I would be lying if I said I didn’t still feel frustrated from time to time with this mentality. 2023 had been a very hard year for me as a teacher and I know I am not the only one. Many teachers are fleeing the profession entirely for safer fields where they can earn more money and appreciation. I’d be lying if I said I didn’t consider it myself. I’ve stuck around as long as I have because I truly do enjoy making those connections I mentioned earlier, and seeing my students do the same. As I continue to learn and to teach I find that the world can make more and more sense. I’ve wanted a world that made sense to me since I was young. If I didn’t make sense, I would make one that did. Maybe my sense was not the same sense as my peers, but it was at least some sense. As my paradigm collided with those of my peers and colleagues we exchanged our ideas of sense and nonsense. The more our paradigms collide, the more rubs off on each other. Like stones in a rock polisher we lose our sharp edges as we interact with others. The more we interact the more we shine.

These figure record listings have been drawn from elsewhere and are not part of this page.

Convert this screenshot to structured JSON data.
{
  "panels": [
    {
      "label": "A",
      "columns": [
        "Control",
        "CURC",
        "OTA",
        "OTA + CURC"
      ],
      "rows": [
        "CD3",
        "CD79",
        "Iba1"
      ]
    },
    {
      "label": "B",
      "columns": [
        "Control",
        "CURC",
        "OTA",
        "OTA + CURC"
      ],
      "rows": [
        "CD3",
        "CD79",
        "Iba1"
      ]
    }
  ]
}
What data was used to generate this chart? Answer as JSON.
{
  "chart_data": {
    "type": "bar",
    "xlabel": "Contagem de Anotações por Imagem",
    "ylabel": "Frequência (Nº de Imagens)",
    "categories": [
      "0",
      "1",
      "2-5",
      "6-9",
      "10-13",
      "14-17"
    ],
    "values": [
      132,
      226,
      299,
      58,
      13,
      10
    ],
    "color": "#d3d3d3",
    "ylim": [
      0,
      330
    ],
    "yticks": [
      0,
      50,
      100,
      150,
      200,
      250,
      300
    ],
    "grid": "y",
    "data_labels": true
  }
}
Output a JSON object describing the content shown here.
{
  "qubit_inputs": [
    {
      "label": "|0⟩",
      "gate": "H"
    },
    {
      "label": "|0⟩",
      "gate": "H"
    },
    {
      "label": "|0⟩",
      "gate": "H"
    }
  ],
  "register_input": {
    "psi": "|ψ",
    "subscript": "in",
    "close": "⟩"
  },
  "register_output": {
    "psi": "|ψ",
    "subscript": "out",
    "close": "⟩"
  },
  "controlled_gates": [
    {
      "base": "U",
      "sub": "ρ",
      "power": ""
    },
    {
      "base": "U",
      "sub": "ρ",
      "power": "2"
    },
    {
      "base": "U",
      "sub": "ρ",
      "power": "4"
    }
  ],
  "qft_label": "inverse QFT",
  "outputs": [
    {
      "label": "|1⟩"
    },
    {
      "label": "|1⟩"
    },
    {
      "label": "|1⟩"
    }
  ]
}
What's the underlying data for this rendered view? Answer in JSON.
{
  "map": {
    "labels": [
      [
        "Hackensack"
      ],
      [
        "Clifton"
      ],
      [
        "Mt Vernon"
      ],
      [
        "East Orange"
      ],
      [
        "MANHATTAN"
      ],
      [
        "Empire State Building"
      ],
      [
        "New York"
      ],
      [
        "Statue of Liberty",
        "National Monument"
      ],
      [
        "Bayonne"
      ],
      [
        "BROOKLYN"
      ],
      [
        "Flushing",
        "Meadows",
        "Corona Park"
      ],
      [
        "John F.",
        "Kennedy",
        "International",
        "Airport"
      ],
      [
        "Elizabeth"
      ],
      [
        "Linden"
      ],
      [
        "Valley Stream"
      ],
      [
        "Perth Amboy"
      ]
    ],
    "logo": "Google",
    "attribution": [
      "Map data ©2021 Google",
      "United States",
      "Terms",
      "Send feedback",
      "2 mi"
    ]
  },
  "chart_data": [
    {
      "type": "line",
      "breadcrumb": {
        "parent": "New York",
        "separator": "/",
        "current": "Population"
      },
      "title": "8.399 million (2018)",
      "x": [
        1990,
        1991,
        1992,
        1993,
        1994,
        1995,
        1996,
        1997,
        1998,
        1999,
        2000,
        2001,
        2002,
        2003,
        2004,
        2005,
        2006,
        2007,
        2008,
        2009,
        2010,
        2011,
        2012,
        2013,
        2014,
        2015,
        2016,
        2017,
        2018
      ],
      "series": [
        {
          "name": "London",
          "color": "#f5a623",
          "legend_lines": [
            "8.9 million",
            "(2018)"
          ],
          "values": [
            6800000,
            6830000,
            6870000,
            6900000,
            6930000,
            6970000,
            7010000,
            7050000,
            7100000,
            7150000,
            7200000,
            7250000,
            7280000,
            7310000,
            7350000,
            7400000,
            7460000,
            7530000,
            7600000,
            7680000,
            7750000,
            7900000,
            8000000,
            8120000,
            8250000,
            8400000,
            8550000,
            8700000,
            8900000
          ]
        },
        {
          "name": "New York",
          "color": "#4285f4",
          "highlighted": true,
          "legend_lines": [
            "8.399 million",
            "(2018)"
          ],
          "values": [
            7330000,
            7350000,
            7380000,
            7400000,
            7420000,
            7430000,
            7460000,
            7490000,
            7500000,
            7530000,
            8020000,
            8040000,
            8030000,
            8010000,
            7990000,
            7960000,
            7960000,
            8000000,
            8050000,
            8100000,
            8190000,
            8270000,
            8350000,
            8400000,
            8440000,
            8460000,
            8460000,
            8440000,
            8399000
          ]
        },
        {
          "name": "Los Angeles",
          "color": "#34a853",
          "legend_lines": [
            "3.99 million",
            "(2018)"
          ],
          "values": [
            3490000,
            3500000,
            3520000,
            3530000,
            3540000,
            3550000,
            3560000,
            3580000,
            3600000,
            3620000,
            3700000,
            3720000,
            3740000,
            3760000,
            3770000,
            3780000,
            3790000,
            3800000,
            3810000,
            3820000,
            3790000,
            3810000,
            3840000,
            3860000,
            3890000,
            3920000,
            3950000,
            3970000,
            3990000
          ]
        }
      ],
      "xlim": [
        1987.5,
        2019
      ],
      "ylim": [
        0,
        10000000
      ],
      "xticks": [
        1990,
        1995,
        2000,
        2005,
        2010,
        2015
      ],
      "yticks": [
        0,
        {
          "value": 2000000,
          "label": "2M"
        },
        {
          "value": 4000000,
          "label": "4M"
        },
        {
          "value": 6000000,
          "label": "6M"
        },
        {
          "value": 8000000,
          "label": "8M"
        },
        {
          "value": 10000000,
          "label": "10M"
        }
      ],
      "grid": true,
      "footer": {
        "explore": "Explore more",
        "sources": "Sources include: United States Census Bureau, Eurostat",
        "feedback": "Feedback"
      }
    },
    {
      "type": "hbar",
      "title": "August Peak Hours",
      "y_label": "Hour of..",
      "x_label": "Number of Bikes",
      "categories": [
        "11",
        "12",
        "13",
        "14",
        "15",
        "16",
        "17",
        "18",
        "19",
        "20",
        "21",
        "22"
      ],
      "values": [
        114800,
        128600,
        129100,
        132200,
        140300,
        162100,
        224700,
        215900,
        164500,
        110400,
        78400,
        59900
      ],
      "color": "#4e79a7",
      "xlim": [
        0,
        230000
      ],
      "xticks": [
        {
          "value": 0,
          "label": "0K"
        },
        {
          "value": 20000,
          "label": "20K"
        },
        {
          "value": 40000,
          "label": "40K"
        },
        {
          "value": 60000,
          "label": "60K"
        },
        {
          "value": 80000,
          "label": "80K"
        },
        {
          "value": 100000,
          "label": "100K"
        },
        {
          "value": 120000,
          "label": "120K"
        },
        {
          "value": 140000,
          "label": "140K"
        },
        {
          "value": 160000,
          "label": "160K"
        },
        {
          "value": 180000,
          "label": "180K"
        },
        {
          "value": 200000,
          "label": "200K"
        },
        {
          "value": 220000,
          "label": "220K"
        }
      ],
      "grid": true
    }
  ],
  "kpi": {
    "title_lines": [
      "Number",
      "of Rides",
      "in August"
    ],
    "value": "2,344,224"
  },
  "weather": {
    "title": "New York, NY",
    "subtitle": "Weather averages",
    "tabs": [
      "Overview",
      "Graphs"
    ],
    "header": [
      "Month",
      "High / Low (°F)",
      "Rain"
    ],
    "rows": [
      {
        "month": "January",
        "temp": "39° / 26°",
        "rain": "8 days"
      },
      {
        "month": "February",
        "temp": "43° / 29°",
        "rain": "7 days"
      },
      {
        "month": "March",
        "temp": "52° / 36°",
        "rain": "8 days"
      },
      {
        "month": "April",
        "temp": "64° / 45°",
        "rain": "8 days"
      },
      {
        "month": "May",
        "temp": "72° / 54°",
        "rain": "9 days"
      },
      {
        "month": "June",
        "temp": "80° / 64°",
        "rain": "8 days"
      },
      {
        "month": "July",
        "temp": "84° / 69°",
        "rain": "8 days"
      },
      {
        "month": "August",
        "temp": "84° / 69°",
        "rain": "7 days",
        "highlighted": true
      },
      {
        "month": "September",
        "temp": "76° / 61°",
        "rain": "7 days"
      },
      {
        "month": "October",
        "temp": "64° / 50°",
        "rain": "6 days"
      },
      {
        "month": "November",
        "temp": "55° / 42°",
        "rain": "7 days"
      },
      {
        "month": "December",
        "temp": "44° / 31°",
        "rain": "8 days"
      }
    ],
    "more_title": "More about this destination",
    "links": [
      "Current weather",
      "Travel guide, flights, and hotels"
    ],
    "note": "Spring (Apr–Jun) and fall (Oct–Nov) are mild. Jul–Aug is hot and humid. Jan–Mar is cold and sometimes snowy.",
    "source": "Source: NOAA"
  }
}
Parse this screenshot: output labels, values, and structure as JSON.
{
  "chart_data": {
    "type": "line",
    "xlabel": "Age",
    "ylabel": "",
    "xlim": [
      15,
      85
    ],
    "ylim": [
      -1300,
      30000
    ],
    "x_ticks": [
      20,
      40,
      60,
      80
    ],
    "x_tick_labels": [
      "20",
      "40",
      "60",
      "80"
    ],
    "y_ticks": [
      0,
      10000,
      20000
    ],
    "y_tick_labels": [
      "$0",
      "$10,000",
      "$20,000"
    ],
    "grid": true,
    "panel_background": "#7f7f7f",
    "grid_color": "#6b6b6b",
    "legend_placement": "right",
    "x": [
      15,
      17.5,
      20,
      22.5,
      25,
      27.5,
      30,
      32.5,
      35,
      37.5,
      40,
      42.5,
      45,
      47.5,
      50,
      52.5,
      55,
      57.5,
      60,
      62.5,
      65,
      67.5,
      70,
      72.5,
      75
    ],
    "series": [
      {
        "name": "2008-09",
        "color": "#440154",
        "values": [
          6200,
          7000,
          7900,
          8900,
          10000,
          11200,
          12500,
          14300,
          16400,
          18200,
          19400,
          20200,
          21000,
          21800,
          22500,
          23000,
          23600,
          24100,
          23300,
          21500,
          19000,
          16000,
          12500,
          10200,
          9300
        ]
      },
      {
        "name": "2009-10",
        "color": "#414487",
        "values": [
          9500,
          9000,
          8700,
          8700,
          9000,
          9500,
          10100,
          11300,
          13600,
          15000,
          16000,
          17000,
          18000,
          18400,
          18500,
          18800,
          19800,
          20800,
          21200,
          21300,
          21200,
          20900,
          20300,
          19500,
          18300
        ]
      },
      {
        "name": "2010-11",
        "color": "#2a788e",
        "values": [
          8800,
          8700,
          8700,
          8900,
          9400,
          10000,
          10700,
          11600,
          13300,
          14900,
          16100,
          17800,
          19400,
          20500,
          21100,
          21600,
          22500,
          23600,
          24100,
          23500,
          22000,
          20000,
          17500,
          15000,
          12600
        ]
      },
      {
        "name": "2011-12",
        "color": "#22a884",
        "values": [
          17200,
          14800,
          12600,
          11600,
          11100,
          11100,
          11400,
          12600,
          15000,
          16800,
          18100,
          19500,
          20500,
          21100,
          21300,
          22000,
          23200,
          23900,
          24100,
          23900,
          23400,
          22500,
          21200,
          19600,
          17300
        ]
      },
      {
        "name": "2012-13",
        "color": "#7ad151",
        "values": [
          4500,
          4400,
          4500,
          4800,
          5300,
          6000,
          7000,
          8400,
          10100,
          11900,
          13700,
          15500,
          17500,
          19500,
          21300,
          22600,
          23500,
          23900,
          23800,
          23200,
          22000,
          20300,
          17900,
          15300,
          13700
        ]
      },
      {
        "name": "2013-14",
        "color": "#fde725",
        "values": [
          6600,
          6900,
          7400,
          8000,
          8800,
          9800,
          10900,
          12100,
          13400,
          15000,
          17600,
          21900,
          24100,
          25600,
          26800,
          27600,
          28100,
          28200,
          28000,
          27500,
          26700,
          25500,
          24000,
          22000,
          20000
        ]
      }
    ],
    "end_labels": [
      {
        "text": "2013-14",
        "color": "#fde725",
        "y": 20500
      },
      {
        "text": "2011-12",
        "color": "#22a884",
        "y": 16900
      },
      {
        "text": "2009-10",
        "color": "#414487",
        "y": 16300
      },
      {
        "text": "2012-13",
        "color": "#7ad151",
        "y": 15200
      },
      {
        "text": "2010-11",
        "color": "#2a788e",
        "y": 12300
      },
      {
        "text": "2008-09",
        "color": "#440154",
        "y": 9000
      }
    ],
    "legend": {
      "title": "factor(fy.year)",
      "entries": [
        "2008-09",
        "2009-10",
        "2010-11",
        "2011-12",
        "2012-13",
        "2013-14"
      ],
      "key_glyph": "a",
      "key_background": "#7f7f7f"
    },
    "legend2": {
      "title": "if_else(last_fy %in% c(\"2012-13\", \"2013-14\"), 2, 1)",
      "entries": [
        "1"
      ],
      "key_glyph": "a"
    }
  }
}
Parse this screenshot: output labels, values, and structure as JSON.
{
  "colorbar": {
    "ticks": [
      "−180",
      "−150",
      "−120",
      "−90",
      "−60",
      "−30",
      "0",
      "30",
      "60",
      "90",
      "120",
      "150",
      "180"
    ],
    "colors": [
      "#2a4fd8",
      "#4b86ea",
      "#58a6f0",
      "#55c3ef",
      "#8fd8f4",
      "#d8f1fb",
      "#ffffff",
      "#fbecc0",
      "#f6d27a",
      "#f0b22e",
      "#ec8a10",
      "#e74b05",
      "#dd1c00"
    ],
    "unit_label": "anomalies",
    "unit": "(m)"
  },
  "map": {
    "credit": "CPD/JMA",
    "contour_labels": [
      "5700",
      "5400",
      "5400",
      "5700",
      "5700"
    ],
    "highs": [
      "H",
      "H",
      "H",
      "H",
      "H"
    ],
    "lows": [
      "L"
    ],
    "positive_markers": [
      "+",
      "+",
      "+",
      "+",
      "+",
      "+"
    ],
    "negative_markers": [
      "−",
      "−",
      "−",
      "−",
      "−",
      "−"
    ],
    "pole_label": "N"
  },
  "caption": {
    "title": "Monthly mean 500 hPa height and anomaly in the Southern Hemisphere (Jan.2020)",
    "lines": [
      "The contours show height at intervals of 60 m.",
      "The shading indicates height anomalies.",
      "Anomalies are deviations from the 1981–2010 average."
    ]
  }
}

My current philosophy has more to do with this idea of connections and interactions than the prior versions. Connections between the subjects in school make all the difference. In my experience, when a student sees how things fit together they are more likely to take an interest in the lesson. The goal is not to be interested, however. The goal is to create a lifelong learner. A holistic approach to education is a more valuable approach because a student is made of many facets and, while kids are often pushed to become a firefighter, doctor, lawyer, etc. when they grow up, we never truly know what the future holds for them. Their future is not yet done being constructed. Teaching a student with a focus on one single subject is like feeding them only one type of food. The child misses out on a lot of important nutrition if they only eat salads, no matter how healthy that salad is. I’ve found this roundabout focus in education of seeking the next cure-all to make students successful frustrating. Like a dog chasing it’s own tail, the education system focuses first on STEM, then on STEAM, then on SEL. Each time we add something to the new acronym to make up for what is missing in the current subjects, the acronym just gets bigger. I hope eventually we shorten the ever-lengthening acronym back to simply “school.” There are enough connections to be made in those 6 letters to last a lifetime.